検証では、同一のHadoopクラスター上で同一処理内容のHadoopジョブを二つ動作させた。キャッシュの影響を排除するために、各ジョブは別のデータを処理するようにしている。
結果はキーの分布が一様な場合とべき分布の場合で異なった(図9)。
キー分布が一様なデータを使いジョブを二つ同時に実行した場合、ジョブを単独で実行した場合と比べて、性能は2%向上しただけだった。

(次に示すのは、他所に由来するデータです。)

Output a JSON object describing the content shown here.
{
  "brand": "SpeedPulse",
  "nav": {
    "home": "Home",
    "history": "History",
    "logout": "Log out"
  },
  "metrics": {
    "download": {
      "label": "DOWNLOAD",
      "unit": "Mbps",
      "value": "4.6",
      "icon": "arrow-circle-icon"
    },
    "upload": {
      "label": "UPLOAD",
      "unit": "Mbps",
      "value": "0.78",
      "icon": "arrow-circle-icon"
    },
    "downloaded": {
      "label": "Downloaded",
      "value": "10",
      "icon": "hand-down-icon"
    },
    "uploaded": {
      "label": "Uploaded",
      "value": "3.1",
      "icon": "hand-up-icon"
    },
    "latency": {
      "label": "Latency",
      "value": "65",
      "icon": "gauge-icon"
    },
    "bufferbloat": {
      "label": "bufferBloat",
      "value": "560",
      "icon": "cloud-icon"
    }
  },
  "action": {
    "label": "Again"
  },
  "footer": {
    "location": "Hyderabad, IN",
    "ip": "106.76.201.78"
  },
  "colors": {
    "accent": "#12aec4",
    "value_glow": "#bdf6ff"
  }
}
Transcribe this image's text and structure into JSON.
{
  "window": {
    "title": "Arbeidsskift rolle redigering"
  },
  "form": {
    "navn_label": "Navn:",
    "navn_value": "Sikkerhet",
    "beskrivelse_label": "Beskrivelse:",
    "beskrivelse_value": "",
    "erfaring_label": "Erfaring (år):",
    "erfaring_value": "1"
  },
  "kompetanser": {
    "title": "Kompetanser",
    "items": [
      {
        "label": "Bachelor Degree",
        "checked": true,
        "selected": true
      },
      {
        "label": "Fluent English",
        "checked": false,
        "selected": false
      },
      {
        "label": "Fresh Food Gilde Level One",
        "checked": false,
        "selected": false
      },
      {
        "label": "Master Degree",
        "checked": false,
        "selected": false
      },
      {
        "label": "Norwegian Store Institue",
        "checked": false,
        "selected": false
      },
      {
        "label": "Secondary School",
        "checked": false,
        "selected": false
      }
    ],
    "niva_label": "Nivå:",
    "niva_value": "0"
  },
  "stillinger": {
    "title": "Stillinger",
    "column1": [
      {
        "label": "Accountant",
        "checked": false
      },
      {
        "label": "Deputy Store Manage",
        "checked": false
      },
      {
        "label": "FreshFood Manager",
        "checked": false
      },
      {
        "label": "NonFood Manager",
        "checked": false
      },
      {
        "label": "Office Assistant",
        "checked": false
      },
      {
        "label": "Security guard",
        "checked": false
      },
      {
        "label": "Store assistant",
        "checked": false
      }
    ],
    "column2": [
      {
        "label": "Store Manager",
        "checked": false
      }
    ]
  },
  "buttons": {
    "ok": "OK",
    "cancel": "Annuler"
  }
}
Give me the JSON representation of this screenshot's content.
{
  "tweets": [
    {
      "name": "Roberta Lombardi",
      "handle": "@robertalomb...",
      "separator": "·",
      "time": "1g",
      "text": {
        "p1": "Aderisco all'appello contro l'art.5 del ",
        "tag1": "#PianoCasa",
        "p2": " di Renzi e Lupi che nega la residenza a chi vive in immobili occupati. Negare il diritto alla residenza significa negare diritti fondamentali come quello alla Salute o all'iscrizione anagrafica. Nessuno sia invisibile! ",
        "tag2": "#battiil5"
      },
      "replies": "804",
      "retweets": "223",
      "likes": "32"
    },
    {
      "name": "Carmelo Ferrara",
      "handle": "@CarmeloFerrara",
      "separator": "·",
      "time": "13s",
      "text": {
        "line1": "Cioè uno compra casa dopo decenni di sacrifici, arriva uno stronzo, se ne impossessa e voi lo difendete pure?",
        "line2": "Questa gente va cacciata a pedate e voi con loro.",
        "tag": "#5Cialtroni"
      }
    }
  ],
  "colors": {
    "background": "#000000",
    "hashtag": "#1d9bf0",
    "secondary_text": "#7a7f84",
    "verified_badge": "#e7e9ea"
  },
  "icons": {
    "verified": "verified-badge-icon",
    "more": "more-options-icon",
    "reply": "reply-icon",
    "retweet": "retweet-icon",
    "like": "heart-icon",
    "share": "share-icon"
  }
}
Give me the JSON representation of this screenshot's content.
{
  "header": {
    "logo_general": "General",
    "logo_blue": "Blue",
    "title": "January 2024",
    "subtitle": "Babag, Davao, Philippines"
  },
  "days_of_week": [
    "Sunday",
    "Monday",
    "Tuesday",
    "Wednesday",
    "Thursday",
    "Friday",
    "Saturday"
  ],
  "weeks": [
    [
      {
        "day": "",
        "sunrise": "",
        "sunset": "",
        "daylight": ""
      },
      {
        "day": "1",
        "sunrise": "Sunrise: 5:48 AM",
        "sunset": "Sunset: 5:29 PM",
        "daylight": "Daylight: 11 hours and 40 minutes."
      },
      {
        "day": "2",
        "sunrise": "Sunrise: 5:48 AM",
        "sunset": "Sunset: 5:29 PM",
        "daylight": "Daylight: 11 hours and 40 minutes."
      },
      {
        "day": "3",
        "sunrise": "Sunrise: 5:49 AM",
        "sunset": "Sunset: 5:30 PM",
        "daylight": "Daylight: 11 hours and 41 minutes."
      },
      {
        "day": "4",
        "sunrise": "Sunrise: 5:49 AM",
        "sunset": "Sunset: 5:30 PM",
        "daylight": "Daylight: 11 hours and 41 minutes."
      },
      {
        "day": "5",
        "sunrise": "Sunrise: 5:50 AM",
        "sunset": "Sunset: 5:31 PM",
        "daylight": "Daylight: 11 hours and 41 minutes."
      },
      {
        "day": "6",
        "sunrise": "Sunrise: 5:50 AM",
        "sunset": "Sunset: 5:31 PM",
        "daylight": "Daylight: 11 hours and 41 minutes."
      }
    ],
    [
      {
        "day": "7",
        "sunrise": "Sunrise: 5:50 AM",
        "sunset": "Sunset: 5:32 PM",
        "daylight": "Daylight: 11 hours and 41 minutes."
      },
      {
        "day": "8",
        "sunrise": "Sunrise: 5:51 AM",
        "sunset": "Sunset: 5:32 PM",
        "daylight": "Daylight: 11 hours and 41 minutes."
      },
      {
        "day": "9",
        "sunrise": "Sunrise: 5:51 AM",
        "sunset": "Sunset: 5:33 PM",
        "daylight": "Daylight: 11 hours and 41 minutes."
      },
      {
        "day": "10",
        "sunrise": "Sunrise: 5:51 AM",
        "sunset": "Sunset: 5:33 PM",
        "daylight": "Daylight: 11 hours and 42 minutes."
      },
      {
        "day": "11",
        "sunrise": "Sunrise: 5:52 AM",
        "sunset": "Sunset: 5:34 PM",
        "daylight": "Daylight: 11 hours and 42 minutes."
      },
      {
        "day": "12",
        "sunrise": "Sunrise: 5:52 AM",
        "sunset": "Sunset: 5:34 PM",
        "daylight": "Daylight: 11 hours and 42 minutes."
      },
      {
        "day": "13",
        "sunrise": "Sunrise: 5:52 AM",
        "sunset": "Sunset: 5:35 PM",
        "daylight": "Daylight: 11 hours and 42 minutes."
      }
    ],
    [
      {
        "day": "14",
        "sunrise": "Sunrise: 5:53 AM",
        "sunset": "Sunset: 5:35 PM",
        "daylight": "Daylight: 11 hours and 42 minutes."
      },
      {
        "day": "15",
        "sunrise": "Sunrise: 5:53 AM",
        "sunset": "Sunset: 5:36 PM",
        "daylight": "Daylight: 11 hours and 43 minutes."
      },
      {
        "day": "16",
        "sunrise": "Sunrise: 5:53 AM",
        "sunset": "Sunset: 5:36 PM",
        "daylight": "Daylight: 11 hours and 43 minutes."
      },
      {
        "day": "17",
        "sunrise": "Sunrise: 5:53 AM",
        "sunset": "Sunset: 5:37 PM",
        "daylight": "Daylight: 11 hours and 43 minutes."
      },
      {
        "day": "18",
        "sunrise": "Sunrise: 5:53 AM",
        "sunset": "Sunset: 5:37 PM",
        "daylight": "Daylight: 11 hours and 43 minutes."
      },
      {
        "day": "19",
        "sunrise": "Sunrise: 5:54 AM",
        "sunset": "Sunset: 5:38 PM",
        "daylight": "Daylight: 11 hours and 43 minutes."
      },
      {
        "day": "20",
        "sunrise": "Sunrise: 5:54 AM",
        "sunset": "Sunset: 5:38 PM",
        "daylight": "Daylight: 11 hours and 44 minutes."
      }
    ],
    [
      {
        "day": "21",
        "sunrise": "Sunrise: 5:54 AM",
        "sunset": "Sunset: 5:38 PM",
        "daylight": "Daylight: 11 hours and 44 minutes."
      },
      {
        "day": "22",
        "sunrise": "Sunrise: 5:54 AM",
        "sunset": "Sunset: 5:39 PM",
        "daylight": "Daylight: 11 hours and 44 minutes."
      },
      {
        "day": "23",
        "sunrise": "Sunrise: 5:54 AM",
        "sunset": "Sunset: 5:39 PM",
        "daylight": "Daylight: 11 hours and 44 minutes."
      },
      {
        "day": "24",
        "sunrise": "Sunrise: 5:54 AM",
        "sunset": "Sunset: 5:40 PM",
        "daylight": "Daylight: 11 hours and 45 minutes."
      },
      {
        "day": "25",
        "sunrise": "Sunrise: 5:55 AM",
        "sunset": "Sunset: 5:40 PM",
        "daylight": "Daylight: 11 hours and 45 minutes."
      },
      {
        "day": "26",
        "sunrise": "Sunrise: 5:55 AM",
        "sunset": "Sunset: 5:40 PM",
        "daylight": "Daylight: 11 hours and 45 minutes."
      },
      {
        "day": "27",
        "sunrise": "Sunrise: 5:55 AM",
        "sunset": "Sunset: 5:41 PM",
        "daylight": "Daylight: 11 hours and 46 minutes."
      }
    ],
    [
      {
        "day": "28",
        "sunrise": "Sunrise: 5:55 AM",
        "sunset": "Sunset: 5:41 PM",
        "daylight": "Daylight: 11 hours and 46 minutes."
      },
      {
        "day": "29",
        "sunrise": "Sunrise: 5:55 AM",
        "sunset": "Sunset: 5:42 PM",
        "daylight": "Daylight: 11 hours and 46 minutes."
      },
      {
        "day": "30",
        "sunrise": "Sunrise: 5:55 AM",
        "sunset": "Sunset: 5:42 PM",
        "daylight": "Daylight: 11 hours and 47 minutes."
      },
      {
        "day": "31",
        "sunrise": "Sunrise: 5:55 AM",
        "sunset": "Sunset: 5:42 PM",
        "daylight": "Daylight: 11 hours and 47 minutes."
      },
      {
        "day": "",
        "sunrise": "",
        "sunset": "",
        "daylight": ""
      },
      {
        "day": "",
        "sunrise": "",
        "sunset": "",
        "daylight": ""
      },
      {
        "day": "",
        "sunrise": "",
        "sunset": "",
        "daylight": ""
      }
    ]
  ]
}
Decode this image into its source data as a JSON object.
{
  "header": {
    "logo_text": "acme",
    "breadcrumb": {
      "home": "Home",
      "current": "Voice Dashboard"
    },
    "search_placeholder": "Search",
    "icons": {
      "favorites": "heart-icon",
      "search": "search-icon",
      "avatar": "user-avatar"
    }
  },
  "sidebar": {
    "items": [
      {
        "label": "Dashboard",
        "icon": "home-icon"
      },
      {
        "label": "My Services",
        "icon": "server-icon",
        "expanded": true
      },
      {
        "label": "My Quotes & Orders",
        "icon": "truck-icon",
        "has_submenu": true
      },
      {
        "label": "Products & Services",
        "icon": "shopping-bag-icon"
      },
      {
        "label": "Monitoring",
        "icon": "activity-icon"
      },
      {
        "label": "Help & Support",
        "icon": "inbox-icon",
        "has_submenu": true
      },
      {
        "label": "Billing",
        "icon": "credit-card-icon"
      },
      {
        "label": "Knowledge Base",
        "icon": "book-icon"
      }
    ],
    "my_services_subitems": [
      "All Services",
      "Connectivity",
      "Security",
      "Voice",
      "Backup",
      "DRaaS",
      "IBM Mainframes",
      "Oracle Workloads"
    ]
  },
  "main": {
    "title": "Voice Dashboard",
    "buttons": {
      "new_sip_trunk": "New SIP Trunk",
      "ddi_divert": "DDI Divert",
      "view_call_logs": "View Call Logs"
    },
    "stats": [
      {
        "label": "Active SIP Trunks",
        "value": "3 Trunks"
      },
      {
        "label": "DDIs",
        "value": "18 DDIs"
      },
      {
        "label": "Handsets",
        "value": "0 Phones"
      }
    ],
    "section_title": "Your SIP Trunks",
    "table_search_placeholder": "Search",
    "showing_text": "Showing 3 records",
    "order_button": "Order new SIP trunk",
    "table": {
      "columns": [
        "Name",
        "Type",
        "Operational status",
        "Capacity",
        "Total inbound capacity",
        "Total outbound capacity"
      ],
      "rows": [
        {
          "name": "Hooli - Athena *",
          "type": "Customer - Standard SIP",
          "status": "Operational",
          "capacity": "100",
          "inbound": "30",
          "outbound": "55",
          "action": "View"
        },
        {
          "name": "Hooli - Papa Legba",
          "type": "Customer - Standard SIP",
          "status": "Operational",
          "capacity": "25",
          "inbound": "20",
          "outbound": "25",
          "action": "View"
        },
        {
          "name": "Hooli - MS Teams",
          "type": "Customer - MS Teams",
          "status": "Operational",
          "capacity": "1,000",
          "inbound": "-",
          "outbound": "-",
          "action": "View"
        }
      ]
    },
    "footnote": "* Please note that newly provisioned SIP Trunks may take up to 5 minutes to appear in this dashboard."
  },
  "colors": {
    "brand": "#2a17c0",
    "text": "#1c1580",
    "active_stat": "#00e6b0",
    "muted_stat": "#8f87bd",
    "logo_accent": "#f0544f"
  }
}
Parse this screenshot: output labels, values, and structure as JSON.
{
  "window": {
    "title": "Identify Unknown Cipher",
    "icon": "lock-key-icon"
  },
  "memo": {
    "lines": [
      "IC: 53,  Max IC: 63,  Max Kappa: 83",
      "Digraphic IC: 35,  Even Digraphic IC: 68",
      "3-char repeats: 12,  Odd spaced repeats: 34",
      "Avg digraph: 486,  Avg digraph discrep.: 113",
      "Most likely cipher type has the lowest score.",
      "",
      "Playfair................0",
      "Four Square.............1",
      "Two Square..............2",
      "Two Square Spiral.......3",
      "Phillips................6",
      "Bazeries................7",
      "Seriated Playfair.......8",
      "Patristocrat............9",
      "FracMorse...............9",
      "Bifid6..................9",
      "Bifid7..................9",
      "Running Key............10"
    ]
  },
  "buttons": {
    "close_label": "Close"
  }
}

これに対して、キーをべき分布にしたデータで、検証(3)の対策2を実施していないジョブを二つ同時に実行すると、単独実行の場合に比べて、2ジョブ同時実行の性能が54%向上した。
理由は図10のように考えられる。キー分布が一様な場合はジョブ1およびジョブ2のMapperとReducerはいずれもフルに全リソースを使う。その結果、各ジョブの処理時間はいずれも約2倍に延び、2ジョブ同時実行の性能は1ジョブ単独実行とほぼ同じになる。
一方、キー分布に偏りがあるときは、図8で示したように、特定のReducerのみが動作する状態が生まれる。
その状態では、Hadoopは二つのジョブを別々のリソースで実行するように調整するため、処理時間は延びない。その結果、2ジョブ同時実行の性能は1ジョブ単独実行より向上する。
実際のシステムでは、異なる特性のジョブを複数同時に実行するので、キー分布が偏ったときのように、同時実行で全体の性能向上が見込めるだろう。ジョブごとに、リソースを占有するタイミングがずれるためだ。